It’s April Fool’s Day, but instead of trying to trick you we thought we’d let you know about the tricks lawmakers play on you virtually every day. And while most tricks played today are relatively harmless, the tricks below can be very costly to taxpayers.

Overseas Contingency Operations (OCO) funding for Defense and State continues to be the major trick by which the Pentagon receives tens of billions of extra dollars each year while the rest of the federal government lives within the limits of the Budget Control Act of 2011 (BCA.) Operating as a major slush fund for the Pentagon, under the Budget Resolutions passed last week by the House and Senate, OCO would add more than $90 billion to the $499 billion already set for the Pentagon by the BCA. This means if OCO was a separate agency it would be the second largest department of the federal government. First largest? The Pentagon, of course!

Congress and agricultural special interests promised $16.6 billion in Farm Bill Savings as means to get the $956 billion legislation enacted last year. Leaving aside the odd congressional math that a nearly $1 trillion bill will yield savings, it turns out budgetary tricks in the bill are coming back to haunt taxpayers. The biggest commodity programs already cost $4.3 billion more than CBO projected for just 2014. And cost projections for two new shallow loss entitlements are projected to be $7.4 billion more than anticipated. But this comes as no surprise as promises to cut spending in the future for increased spending now have a long history in farm bills.  

The National Sea-based Deterrence Fund is a new trick, devised by shipbuilding boosters in the Congress to shift the cost of a new ballistic missile submarine out of the Navy’s budget. The Navy wants to modernize several items and that’s tricky in a time of flat Pentagon budgeting. At a hearing last year before the Senate Armed Services Committee, a Navy official raised the idea of “some other strategic fund” to cover the cost of SSBN(X), and the Armed Services committees established this special fund in the “Procurement, Defense-wide” account. From a budgeting standpoint, this makes no sense. It isn’t reducing the cost of the submarine. It doesn’t lower the top line of Pentagon spending. In fact it will create pressure to increase it. But it will temporarily relieve the pressure on the Navy’s budget.

Loan Guarantees are essentially when the federal government backs a loan, like a parent cosigning on a teenager’s car. But in this case Mom or Pop brings the full faith and credit of the U.S. Treasury to the table, so it’s a pretty good deal for the lender. The problem is these guarantees show little to no cost on the federal budget but carry significant risk—to the tune of hundreds of billions in potential defaults. Case in point, the DOE Title 17 Energy Loan Guarantee Program, which has been the focus of much scrutiny since solar panel manufacturer Solyndra went out of business costing taxpayers $500 million. But these losses could soon look like scraps, if the recent deal for an $8 billion nuclear reactor at Plant Vogtle goes belly up. The project is already $2.2 billion over budget and roughly 34 months behind schedule.

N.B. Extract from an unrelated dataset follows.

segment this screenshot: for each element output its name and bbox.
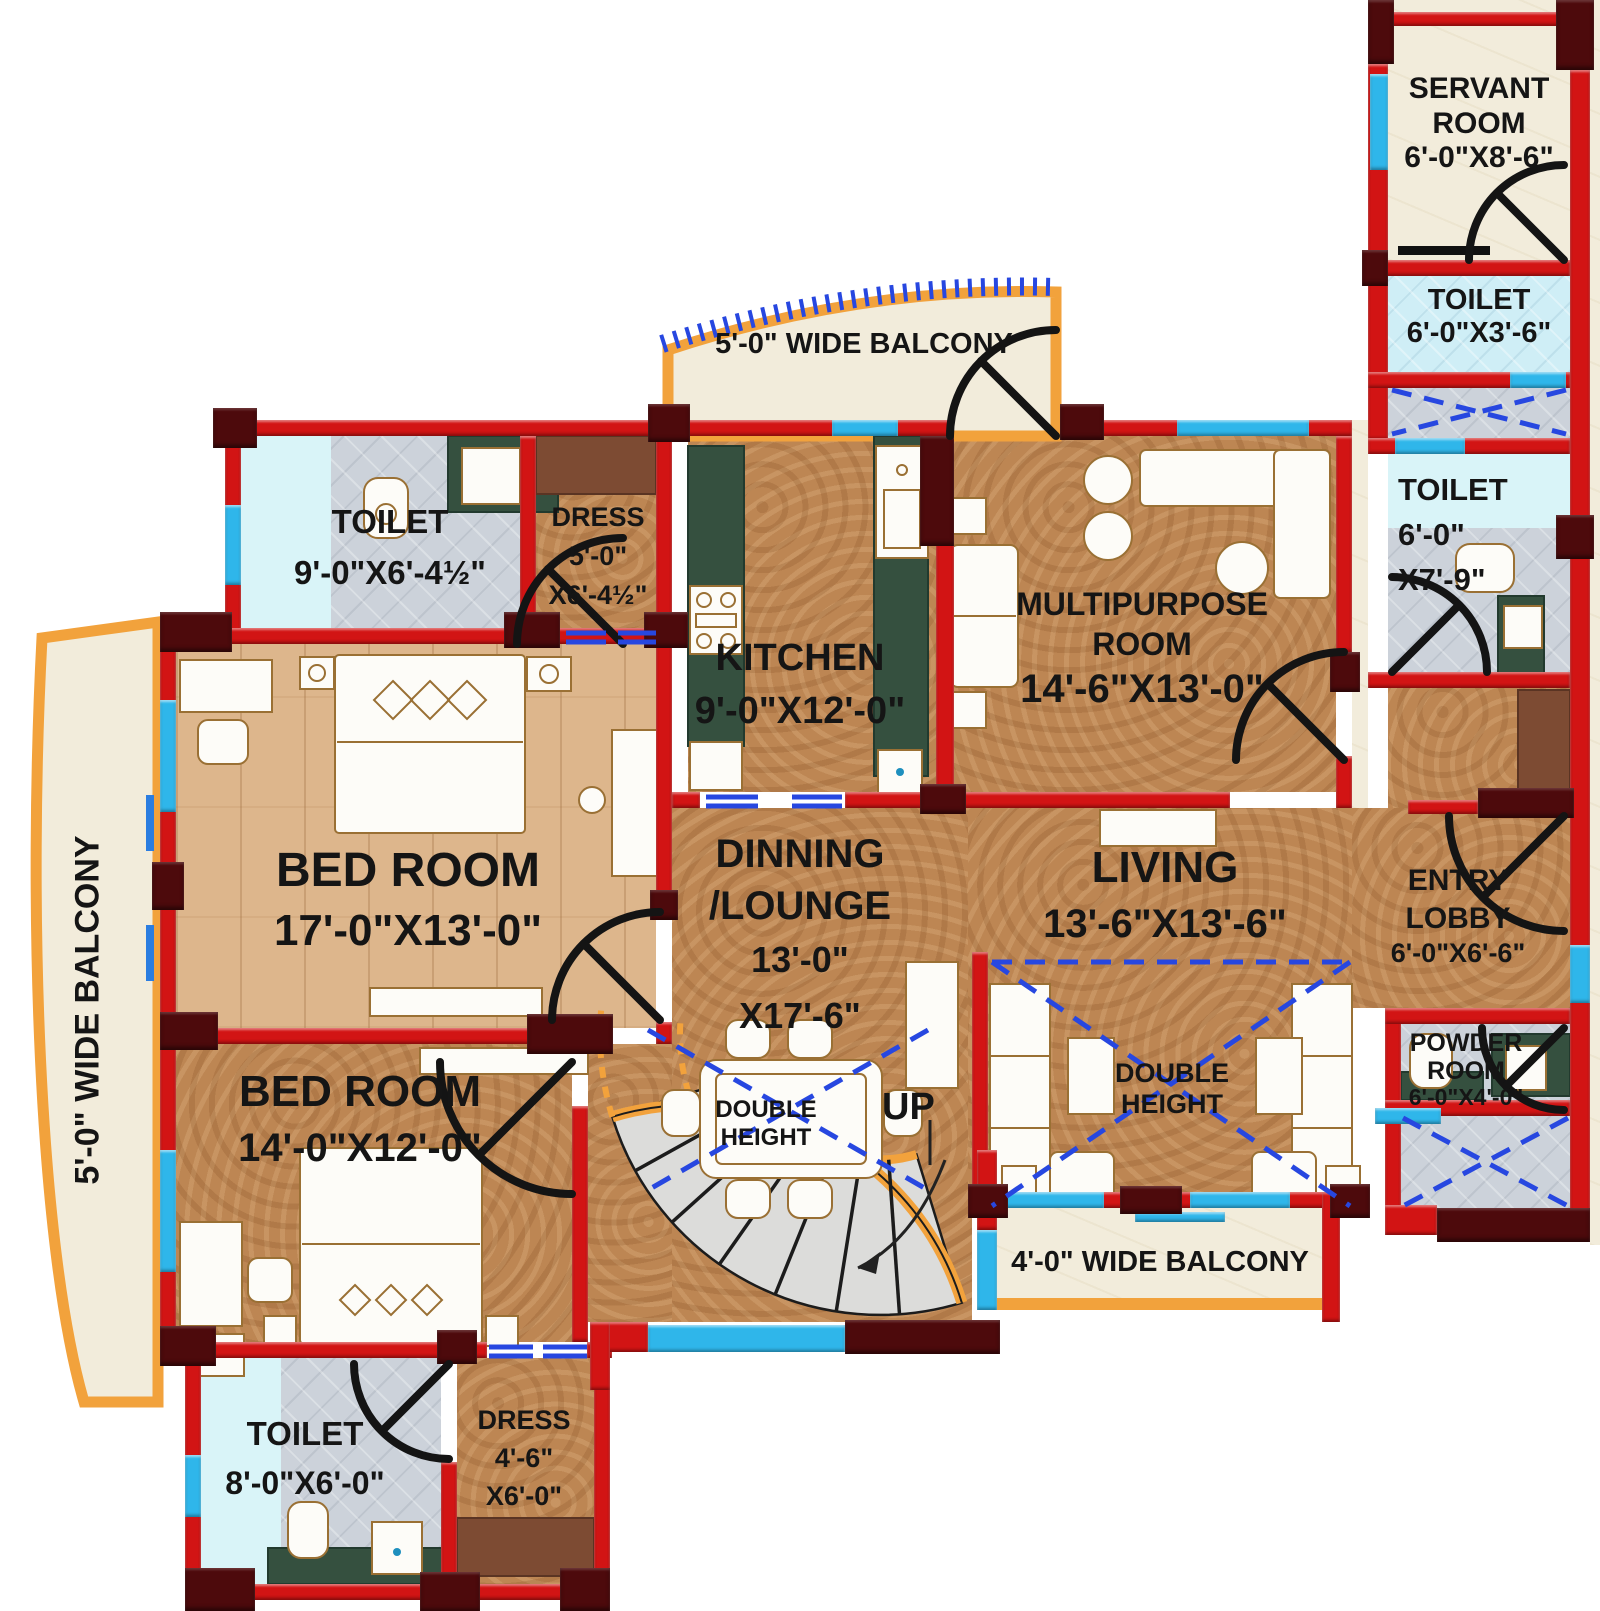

Temporary extensions are often used to mask the cost of provisions. A tax break for NASCAR track owners extended for two years five times in succession has the same impact on the Treasury as a ten year extension, except in Congressional math it doesn’t. Budget scorekeepers assume it will expire after two years, costing significantly less in the ten year budget scoring window, and assume expiration again when it’s “extended” two more years. It’s not just in tax policy, often programs are purported to be temporary when in reality they are permanent.

Pension smoothing, advance appropriations, timing shifts, rosy predictions of revenue from spectrum auctions, low-balled project costs, fake emergencies, savings from eliminating waste, fraud and abuse, predictions of robust growth and reduced future costs: these are all gimmicks that policymakers routinely use to trick taxpayers into thinking programs and policies are less costly than they actually are. The problem is, there is no tricking the more than $18 trillion debt facing the country.